Yes, it is wildly unfair other professions get to have "organic" business consequences whereas we're forced to invent faux consequences like this.

c01_yee2k5.png
 
phamENG said:
In fact, some time limit imposed by the AHJ would be necessary, likely based on the size of the job. Maybe it's a week, maybe it's two.

It's as though you read my mind on that. I was going to suggest exactly that as a rather extreme version of what might be possible, if necessary.

Firstly, I see improvements to our design schedules as being only one of many benefits of a robust peer review program, and not the most important one. So if we can garner schedule improvements, great. If not, I contend that a robust peer review program is still very much worth attempting.

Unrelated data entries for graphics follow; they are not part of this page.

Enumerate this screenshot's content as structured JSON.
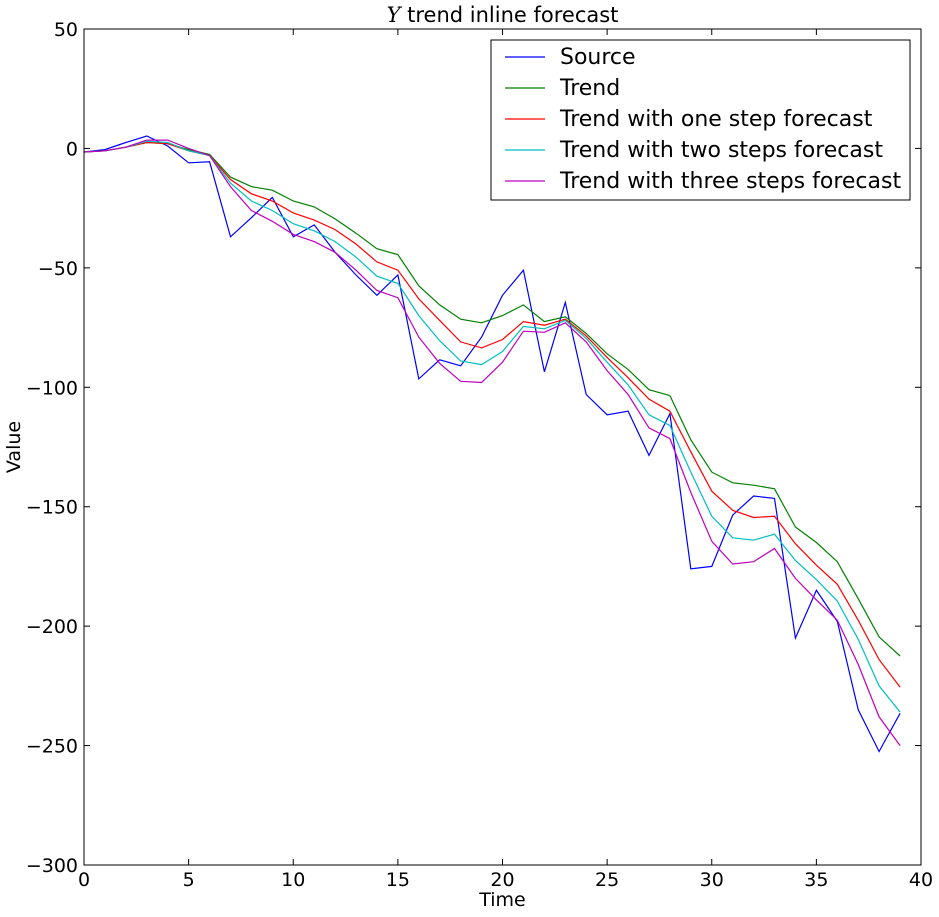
{
  "chart_data": {
    "type": "line",
    "title": "Y trend inline forecast",
    "title_italic_part": "Y",
    "title_rest": " trend inline forecast",
    "xlabel": "Time",
    "ylabel": "Value",
    "xlim": [
      0,
      40
    ],
    "ylim": [
      -300,
      50
    ],
    "xticks": [
      0,
      5,
      10,
      15,
      20,
      25,
      30,
      35,
      40
    ],
    "yticks": [
      50,
      0,
      -50,
      -100,
      -150,
      -200,
      -250,
      -300
    ],
    "ytick_labels": [
      "50",
      "0",
      "−50",
      "−100",
      "−150",
      "−200",
      "−250",
      "−300"
    ],
    "grid": false,
    "legend_position": "top-right",
    "x": [
      0,
      1,
      2,
      3,
      4,
      5,
      6,
      7,
      8,
      9,
      10,
      11,
      12,
      13,
      14,
      15,
      16,
      17,
      18,
      19,
      20,
      21,
      22,
      23,
      24,
      25,
      26,
      27,
      28,
      29,
      30,
      31,
      32,
      33,
      34,
      35,
      36,
      37,
      38,
      39
    ],
    "series": [
      {
        "name": "Source",
        "color": "#0000ff",
        "values": [
          -1.5,
          -0.5,
          2.5,
          5.2,
          1,
          -6,
          -5.6,
          -37,
          -29,
          -20.5,
          -37,
          -32,
          -43.5,
          -53,
          -61.5,
          -53,
          -96.5,
          -88.5,
          -91,
          -79,
          -61.5,
          -51,
          -93.5,
          -64.5,
          -103,
          -111.5,
          -110,
          -128.5,
          -111,
          -176,
          -175,
          -153.5,
          -145.5,
          -146.5,
          -205,
          -185,
          -198,
          -235,
          -252.5,
          -236.5
        ]
      },
      {
        "name": "Trend",
        "color": "#008000",
        "values": [
          -1.5,
          -1,
          0.5,
          2.5,
          2,
          -0.5,
          -2.5,
          -12,
          -16,
          -17.5,
          -22,
          -24.5,
          -29.5,
          -35.5,
          -42,
          -44.5,
          -57.5,
          -65.5,
          -71.5,
          -73,
          -70,
          -65.5,
          -72.5,
          -70.5,
          -77.5,
          -86,
          -92.5,
          -101,
          -103.5,
          -122,
          -135.5,
          -140,
          -141,
          -142.5,
          -158.5,
          -165,
          -173,
          -188.5,
          -204.5,
          -212.5
        ]
      },
      {
        "name": "Trend with one step forecast",
        "color": "#ff0000",
        "values": [
          -1.5,
          -1,
          0.5,
          2.5,
          2,
          -1,
          -3,
          -13,
          -19,
          -22,
          -27,
          -30,
          -34,
          -40,
          -47.5,
          -51,
          -63,
          -72,
          -81,
          -83.5,
          -80,
          -72.5,
          -74,
          -71.5,
          -78.5,
          -87.5,
          -96,
          -105,
          -110,
          -127,
          -143.5,
          -151.5,
          -154.5,
          -154,
          -165.5,
          -174.5,
          -182.5,
          -197.5,
          -214,
          -225.5
        ]
      },
      {
        "name": "Trend with two steps forecast",
        "color": "#00bfbf",
        "values": [
          -1.5,
          -1,
          0.5,
          3,
          2.5,
          -1,
          -3,
          -14.5,
          -22,
          -26,
          -31.5,
          -34.5,
          -39,
          -45.5,
          -53.5,
          -56.5,
          -70,
          -80.5,
          -89,
          -90.5,
          -85,
          -74.5,
          -75.5,
          -72,
          -79.5,
          -89.5,
          -99,
          -111.5,
          -116,
          -135.5,
          -154,
          -163,
          -164,
          -161.5,
          -172.5,
          -180.5,
          -189.5,
          -205.5,
          -225,
          -236
        ]
      },
      {
        "name": "Trend with three steps forecast",
        "color": "#bf00bf",
        "values": [
          -1.5,
          -1,
          0.5,
          3.5,
          3.5,
          0,
          -3,
          -16,
          -26,
          -30.5,
          -36,
          -39,
          -43.5,
          -51,
          -59.5,
          -62.5,
          -79,
          -90,
          -97.5,
          -98,
          -89.5,
          -76.5,
          -77,
          -73,
          -81,
          -93,
          -103,
          -117,
          -121.5,
          -144,
          -164.5,
          -174,
          -173,
          -167.5,
          -180,
          -189,
          -197.5,
          -216,
          -238,
          -250
        ]
      }
    ]
  }
}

Where I attempting to design in schedule improvement for our ilk, an extreme version of that might be:

1) One is only allowed to submit 90% drawings for review that are truly 90% drawings. Where I work, we routinely submit 60% drawings for permit even though they are supposed to be 90%. Somebody would have to be the decider as to whether or not a set of drawings is truly ready for review in this sense. This might be a combination of the judgement of the reviewer and somebody who knows their stuff at AHJ

2) The peer review process is assigned a mandatory schedule allowance based on the construction budget. Maybe $50M begets you a month.

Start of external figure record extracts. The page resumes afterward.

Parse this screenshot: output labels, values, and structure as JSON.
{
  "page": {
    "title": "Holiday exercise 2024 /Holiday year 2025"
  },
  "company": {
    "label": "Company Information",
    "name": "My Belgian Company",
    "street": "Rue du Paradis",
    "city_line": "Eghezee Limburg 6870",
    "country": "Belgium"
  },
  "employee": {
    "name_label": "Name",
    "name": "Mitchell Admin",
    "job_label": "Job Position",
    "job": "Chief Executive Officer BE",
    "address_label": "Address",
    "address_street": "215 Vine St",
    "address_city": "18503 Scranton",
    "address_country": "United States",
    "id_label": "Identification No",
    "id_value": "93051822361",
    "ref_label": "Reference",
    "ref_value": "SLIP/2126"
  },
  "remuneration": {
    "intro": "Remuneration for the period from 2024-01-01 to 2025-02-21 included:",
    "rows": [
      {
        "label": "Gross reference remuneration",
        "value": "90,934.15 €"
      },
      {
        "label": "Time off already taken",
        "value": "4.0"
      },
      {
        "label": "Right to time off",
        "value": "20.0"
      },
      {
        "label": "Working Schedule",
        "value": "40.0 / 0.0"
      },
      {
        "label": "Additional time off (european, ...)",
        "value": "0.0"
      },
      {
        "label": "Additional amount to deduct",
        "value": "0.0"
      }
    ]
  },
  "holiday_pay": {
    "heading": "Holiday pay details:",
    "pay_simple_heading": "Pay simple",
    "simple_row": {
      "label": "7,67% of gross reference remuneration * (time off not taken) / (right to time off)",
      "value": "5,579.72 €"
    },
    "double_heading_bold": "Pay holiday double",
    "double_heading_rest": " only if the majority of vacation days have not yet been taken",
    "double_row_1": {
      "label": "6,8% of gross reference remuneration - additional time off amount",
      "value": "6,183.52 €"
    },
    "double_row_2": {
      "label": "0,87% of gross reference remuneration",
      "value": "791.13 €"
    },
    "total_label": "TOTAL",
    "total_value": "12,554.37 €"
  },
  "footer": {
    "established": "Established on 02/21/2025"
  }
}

3) Once the peer review is done, a mandatory minimum schedule allowance is made for processing the peer review changes. Again, base this on construction budget. Set it up so that, even if the EOR finishes dealing with review early, nothing else moves forward until the schedule allowance laps.

Yes, this will cost money. But, remember, the whole point of this is to slow things down enough to allow us to do a better job of the work.

How much could it really impact the cost of an entire building project anyhow? 0.001%? 1%? 5%? Even if it's 5%, which seem exorbitant, what would be the outcome of that? Would humans just abandon the shelter game entirely and revert to living outdoors? I doubt it. Life, and construction, will go on.

 
skeletron said:
I find it so odd and frustrating that a sole proprietor has to outsource this to a firm, but a peer review within a firm is legit for most cases. The peer review should be a form of getting designs consistent across the board; I don't think this is achieved if the same chain of command reviews the drawings "independently" within their own firm.

Just want to circle back to that before it falls from my radar.

I agree 100%. It is unfair, and imprudent, that firm should be able to do internal peer reviews that count as the real thing. I've worked for plenty of the big dog firms and know just how that plays out:

1) They will, with good intention, develop a kick-ass QC program.

2) When time permits, they will execute their QC program.

3) When time does not permit, they will circumvent their QC program.

I don't mean any of that as judgment. This, again, is simply business people making strategic business decisions within a particular risk landscape.

But you can't have the wolves looking after the sheep and expect good outcomes. That, in part, is why I don't feel that EOR's should even know who their reviews are, yet alone hire them. If the reviewer has any interest in the EOR's business success beyond general good will, then it's a conflict of interest.
 
KootK said:
3) When time does not permit, they will circumvent their QC program.
And I'm not sure about in other jurisdictions, but where I am the schedule almost never allows for internal QC until after drawings have been issued for construction. And then we're left scrambling to determine how to address the potential issues raised during the review while not costing the project money. I haven't figured out how to do that yet.
 
Jayrod, I see similar behavior from my peers... And as Koot says, it's ultimately the PM making business decisions, whether consciously or not. But when peer reviews are truly merited, some responsibility also falls somewhat on the EOR. In certain circumstances, I simply refuse to stamp until the QC is completed. The reviewer can review my unstamped drawings, and if the contractor wants to order materials at his risk from unstamped drawings, that's fine too. I'll give him the best information I can, as early as I can.